RESEARCH Ohio, Uganda partners fight TB in AIDS victims



Case Western Reserve has long been involved in the Uganda project.
CLEVELAND (AP) -- A long-running collaboration involving an Ohio medical school and the AIDS epidemic in Africa has focused on tuberculosis, a common and potentially deadly complication for victims.
Cleveland's Case Western Reserve University and Makerere University in Uganda launched the Tuberculosis Research clinic in 1994 after TB, a bacterial infection that attacks the lungs, emerged as the biggest threat to the weakened immune systems of AIDS victims in Africa.
Case said its studies have led to more effective ways of tracking and treating the disease and a better understanding of how TB can accelerate the progression of AIDS.
In September, world public health leaders said the lives of up to 500,000 HIV-positive Africans could be saved if African countries started simultaneously testing for and treating TB and HIV.
Case's intervention focuses on the work of people like Joseph Nakibali, whose job is to keep track of AIDS victims and whether they are taking their TB medication.
Because even minor interruptions in treatment can cause a TB patient to relapse or skew the outcome of a medical study, the 56-year-old supervisor and his crew of four slog through Kampala, Uganda's slums making sure hundreds of patients faithfully take medicine.
Curable disease
Close to half of Uganda's TB population is HIV-positive, and TB is among the most common causes of death for Africans who have AIDS. With no AIDS vaccine in sight, Case's researchers in Uganda are focusing on TB, a disease they know they can cure.
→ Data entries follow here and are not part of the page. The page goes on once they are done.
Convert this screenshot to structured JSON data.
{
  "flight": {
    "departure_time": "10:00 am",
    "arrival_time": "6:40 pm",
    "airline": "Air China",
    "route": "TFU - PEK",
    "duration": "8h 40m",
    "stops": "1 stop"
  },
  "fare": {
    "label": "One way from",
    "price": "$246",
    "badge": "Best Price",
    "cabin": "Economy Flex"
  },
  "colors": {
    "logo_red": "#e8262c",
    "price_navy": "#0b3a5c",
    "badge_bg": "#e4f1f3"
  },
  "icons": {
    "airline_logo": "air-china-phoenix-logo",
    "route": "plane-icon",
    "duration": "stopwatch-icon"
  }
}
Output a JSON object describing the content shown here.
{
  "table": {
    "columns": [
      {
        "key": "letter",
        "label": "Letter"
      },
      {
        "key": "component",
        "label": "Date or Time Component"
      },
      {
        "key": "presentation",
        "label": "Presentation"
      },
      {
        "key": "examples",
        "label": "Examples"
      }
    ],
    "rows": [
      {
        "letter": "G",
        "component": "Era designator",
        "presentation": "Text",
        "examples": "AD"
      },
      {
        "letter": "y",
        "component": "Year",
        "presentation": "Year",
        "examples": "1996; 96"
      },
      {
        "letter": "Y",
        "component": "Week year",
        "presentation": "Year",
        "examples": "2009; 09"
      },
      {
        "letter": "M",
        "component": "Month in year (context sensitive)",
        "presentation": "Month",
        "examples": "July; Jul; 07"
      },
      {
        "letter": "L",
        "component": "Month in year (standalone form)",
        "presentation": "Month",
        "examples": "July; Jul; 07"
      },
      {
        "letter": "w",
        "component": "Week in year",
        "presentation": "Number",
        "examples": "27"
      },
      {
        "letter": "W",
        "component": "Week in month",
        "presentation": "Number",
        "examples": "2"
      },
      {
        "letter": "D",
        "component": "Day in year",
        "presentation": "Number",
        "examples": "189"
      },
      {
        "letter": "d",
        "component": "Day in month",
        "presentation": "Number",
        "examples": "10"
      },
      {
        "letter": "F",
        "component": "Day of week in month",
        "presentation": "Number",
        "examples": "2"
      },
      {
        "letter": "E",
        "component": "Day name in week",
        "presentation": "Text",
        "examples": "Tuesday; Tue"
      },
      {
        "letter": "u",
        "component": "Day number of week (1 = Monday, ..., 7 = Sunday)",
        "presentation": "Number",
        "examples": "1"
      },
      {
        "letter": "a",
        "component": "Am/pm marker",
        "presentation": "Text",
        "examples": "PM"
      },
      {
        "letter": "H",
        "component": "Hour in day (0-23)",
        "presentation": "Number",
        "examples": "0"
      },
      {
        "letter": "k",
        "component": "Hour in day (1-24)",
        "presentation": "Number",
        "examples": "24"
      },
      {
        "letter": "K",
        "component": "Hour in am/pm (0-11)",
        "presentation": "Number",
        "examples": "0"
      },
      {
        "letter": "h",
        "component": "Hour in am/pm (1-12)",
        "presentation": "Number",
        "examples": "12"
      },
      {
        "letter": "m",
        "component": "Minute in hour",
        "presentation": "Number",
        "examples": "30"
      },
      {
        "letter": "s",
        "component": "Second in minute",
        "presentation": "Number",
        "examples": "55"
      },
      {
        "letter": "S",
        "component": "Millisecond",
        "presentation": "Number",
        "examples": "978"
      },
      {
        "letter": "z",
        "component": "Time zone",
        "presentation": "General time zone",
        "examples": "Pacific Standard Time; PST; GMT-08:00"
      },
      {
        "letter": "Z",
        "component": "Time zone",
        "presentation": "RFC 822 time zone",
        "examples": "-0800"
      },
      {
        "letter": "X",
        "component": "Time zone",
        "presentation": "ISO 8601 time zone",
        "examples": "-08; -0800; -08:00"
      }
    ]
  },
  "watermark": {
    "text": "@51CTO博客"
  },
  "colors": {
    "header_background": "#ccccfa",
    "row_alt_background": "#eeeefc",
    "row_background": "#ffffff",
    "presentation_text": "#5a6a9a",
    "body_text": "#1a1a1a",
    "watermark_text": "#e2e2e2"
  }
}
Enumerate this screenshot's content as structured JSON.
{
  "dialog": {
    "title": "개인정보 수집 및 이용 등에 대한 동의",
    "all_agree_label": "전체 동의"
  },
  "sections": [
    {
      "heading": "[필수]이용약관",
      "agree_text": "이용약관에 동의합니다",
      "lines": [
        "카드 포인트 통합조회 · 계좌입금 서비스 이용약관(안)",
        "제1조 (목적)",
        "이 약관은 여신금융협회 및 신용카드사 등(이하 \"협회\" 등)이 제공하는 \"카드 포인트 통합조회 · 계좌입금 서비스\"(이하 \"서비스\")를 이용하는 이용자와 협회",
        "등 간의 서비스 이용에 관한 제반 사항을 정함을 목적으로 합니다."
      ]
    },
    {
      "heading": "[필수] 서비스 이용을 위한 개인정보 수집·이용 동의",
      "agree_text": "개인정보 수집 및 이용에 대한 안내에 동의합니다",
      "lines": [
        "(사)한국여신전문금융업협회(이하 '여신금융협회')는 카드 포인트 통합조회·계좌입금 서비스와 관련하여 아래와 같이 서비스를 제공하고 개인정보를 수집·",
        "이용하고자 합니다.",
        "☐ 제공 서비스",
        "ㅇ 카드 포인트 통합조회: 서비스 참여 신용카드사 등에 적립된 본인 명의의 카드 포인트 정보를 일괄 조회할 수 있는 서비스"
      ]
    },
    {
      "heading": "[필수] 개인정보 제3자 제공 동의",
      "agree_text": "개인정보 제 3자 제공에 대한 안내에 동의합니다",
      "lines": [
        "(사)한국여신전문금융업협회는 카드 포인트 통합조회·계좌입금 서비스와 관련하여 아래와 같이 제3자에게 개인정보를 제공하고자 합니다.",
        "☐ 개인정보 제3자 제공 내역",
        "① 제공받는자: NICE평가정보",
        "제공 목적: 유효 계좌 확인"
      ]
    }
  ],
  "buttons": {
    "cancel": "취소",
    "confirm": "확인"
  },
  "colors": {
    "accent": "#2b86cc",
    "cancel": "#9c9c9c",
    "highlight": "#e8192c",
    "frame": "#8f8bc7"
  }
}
About 9,000 men, women and children from Kampala, the East African country's capital of 1.2 million, are enrolled in studies seeking to control and prevent TB.
In 1994, shortly before Case became involved in Africa's first AIDS vaccine study, the university landed a $19 million U.S. federal grant to establish the tuberculosis research unit. A $28 million grant followed five years later.
Among Case's many research projects is one of the world's longest-running and most complex community health studies tracking the TB bacteria. The school has joined in the hunt for a more effective TB vaccine and new treatments.
Global partners
The TB research unit, based in Cleveland, has academic partners around the United States. But it does virtually all of its clinical and laboratory work in Brazil, the Philippines and Uganda, with Uganda the oldest and, by far, the busiest of the three.
Dr. Ralph Horowitz, the dean of the Case medical school, said the university may invest in a building in Kampala either independently or with another collaborator for its Uganda projects.
"We have had a long, distinguished presence overseas in TB and HIV research," said Horowitz.
"We were the first to establish a collaboration in Uganda, and we want to guarantee that we remain a leader in that area."